Il ne reste donc guère que les OGM commercialisés pour une destination non alimentaire qui pourraient possiblement échapper à l’étiquetage en passant par l’article 16 de la directive 2001/18, mais pas à leur traçabilité ! Parmi ceux-ci pourrait se trouver les plantes génétiquement modifiées destinées à être vendues comme produits pour méthanisation, agrocarburants, fleurs coupées…

L’évaluation des risques, cœur de cible affaibli

S’il ne permet pas d’échapper à la traçabilité, l’article 16 de la 2001/18 conserve un intérêt.
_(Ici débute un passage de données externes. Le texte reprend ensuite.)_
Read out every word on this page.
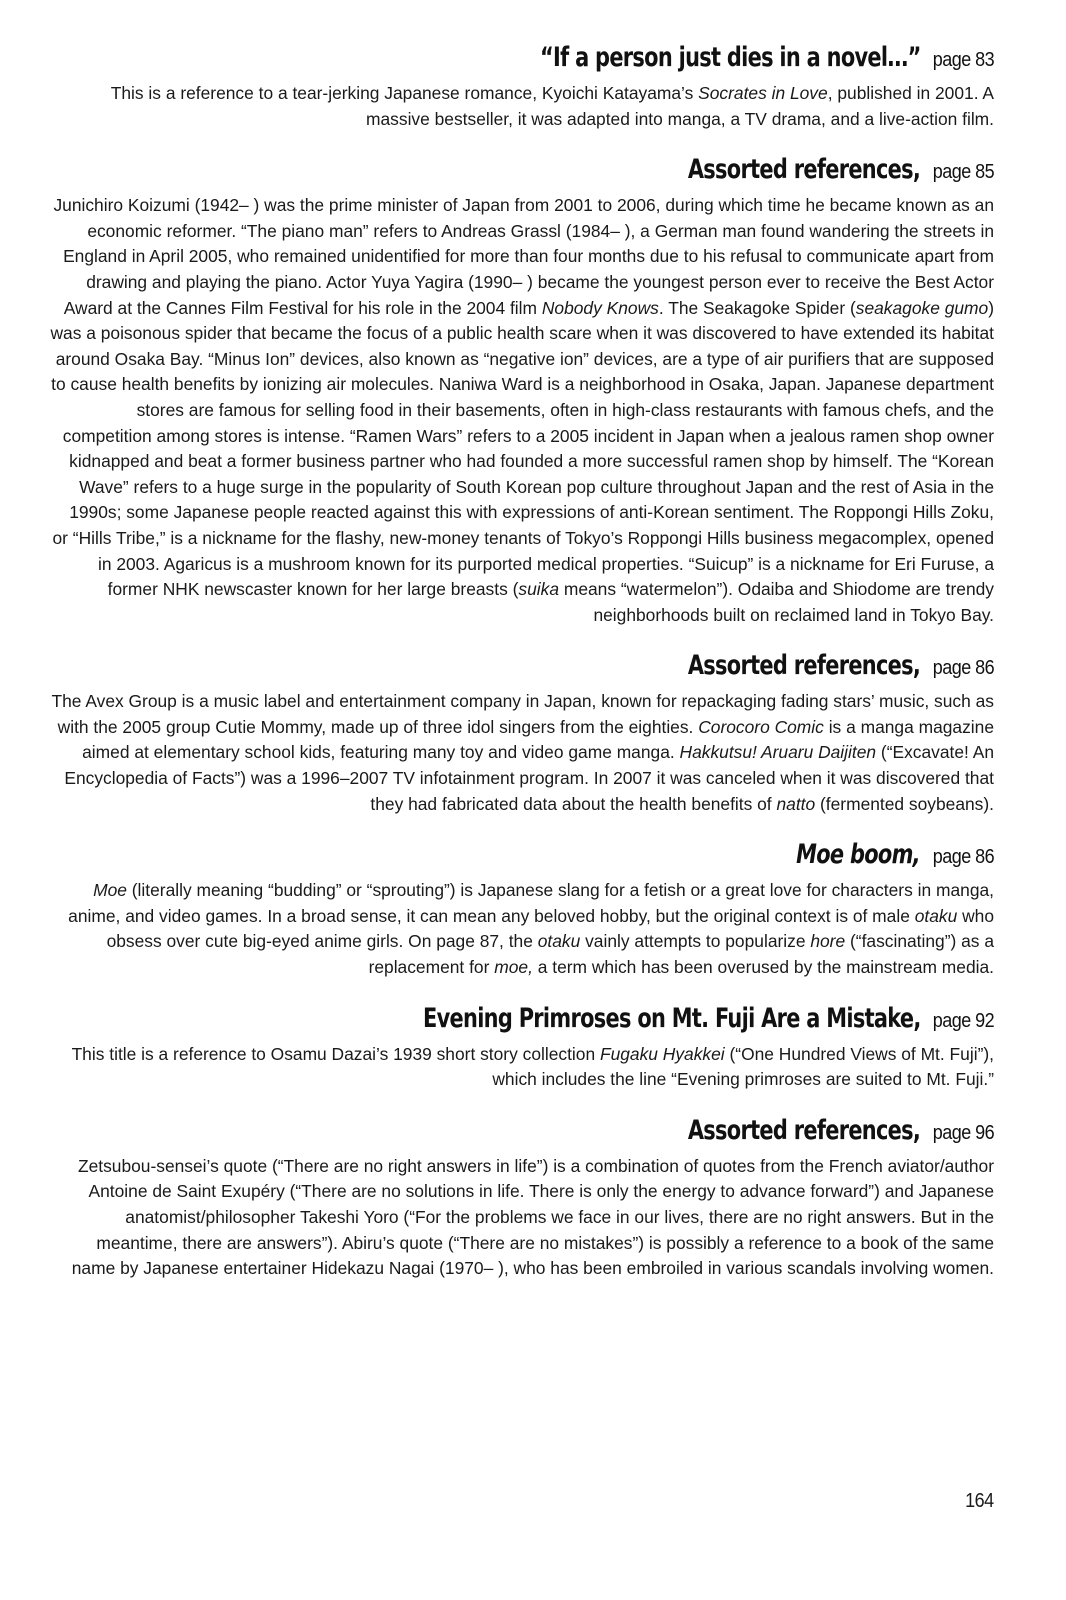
“If a person just dies in a novel…” page 83

This is a reference to a tear-jerking Japanese romance, Kyoichi Katayama’s Socrates in Love, published in 2001. A massive bestseller, it was adapted into manga, a TV drama, and a live-action film.

Assorted references, page 85

Junichiro Koizumi (1942– ) was the prime minister of Japan from 2001 to 2006, during which time he became known as an economic reformer. “The piano man” refers to Andreas Grassl (1984– ), a German man found wandering the streets in England in April 2005, who remained unidentified for more than four months due to his refusal to communicate apart from drawing and playing the piano. Actor Yuya Yagira (1990– ) became the youngest person ever to receive the Best Actor Award at the Cannes Film Festival for his role in the 2004 film Nobody Knows. The Seakagoke Spider (seakagoke gumo) was a poisonous spider that became the focus of a public health scare when it was discovered to have extended its habitat around Osaka Bay. “Minus Ion” devices, also known as “negative ion” devices, are a type of air purifiers that are supposed to cause health benefits by ionizing air molecules. Naniwa Ward is a neighborhood in Osaka, Japan. Japanese department stores are famous for selling food in their basements, often in high-class restaurants with famous chefs, and the competition among stores is intense. “Ramen Wars” refers to a 2005 incident in Japan when a jealous ramen shop owner kidnapped and beat a former business partner who had founded a more successful ramen shop by himself. The “Korean Wave” refers to a huge surge in the popularity of South Korean pop culture throughout Japan and the rest of Asia in the 1990s; some Japanese people reacted against this with expressions of anti-Korean sentiment. The Roppongi Hills Zoku, or “Hills Tribe,” is a nickname for the flashy, new-money tenants of Tokyo’s Roppongi Hills business megacomplex, opened in 2003. Agaricus is a mushroom known for its purported medical properties. “Suicup” is a nickname for Eri Furuse, a former NHK newscaster known for her large breasts (suika means “watermelon”). Odaiba and Shiodome are trendy neighborhoods built on reclaimed land in Tokyo Bay.

Assorted references, page 86

The Avex Group is a music label and entertainment company in Japan, known for repackaging fading stars’ music, such as with the 2005 group Cutie Mommy, made up of three idol singers from the eighties. Corocoro Comic is a manga magazine aimed at elementary school kids, featuring many toy and video game manga. Hakkutsu! Aruaru Daijiten (“Excavate! An Encyclopedia of Facts”) was a 1996–2007 TV infotainment program. In 2007 it was canceled when it was discovered that they had fabricated data about the health benefits of natto (fermented soybeans).

Moe boom, page 86

Moe (literally meaning “budding” or “sprouting”) is Japanese slang for a fetish or a great love for characters in manga, anime, and video games. In a broad sense, it can mean any beloved hobby, but the original context is of male otaku who obsess over cute big-eyed anime girls. On page 87, the otaku vainly attempts to popularize hore (“fascinating”) as a replacement for moe, a term which has been overused by the mainstream media.

Evening Primroses on Mt. Fuji Are a Mistake, page 92

This title is a reference to Osamu Dazai’s 1939 short story collection Fugaku Hyakkei (“One Hundred Views of Mt. Fuji”), which includes the line “Evening primroses are suited to Mt. Fuji.”

Assorted references, page 96

Zetsubou-sensei’s quote (“There are no right answers in life”) is a combination of quotes from the French aviator/author Antoine de Saint Exupéry (“There are no solutions in life. There is only the energy to advance forward”) and Japanese anatomist/philosopher Takeshi Yoro (“For the problems we face in our lives, there are no right answers. But in the meantime, there are answers”). Abiru’s quote (“There are no mistakes”) is possibly a reference to a book of the same name by Japanese entertainer Hidekazu Nagai (1970– ), who has been embroiled in various scandals involving women.

164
Les informations requises via cet article doivent, même si elles dérogent à l’article 13, permettre d’assurer « un niveau élevé de sécurité pour la santé humaine et l’environnement, et reposent sur les preuves scientifiques disponibles ». On lit ici le cœur des impacts de l’article 16. Car il permet aux États et à la Commission de décider que les informations à fournir pour évaluer les risques liés à « certains types d’OGM » avant autorisation sont réduites à peau de chagrin. Et s’il est prévu que les experts réunis au sein de l’Agence européenne de sécurité des aliments (AESA/EFSA) soient consultés sur la proposition de dérogation, leur accord n’est pas nécessaire.

Cette situation d’allègement de l’évaluation des risques avant autorisation rejoint un autre allègement adopté en 2013. Cette année-là, l’adoption du règlement d’application 503/2013 ouvrait la porte pour les OGM à destination alimentaire humaine ou animale à une évaluation réduite des risques. Il prévoit en effet la possibilité, par exemple, de soumettre moins de données d’évaluation des risques selon la nature du produit, si de telles données sont jugées scientifiquement inutiles voire même s’il est techniquement impossible de les fournir [4].
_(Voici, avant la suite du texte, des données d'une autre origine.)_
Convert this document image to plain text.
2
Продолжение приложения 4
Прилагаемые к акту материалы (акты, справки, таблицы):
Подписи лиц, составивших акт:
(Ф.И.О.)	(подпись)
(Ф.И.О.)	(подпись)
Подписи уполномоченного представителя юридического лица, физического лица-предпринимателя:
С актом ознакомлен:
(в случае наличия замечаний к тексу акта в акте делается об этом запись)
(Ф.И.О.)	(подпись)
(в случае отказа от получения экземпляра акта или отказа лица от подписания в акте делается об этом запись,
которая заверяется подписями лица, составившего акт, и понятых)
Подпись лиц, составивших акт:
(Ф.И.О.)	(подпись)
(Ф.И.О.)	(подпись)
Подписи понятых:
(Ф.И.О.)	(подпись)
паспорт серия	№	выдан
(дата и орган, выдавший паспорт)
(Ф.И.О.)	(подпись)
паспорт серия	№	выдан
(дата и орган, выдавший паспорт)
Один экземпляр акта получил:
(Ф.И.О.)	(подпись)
Malgré les cris d’orfraie des pro-OGM qui, suite aux décisions de la CJUE et du Conseil d’État, réclament un changement de la législation pour en affranchir ce type d’OGM, force est de constater que cette dernière offre déjà plusieurs possibilités d’échapper à sa propre application. Pour les OGM non alimentaires, l’article 16 de la directive 2001/18 permet d’échapper à une évaluation des risques ou à la surveillance de l’environnement post-commercialisation. Si l’étiquetage est potentiellement concerné par un tel échappatoire, ce n’est par contre pas le cas de la traçabilité. Une traçabilité qui mécontente les industriels et justifie manifestement de réclamer un changement de législation.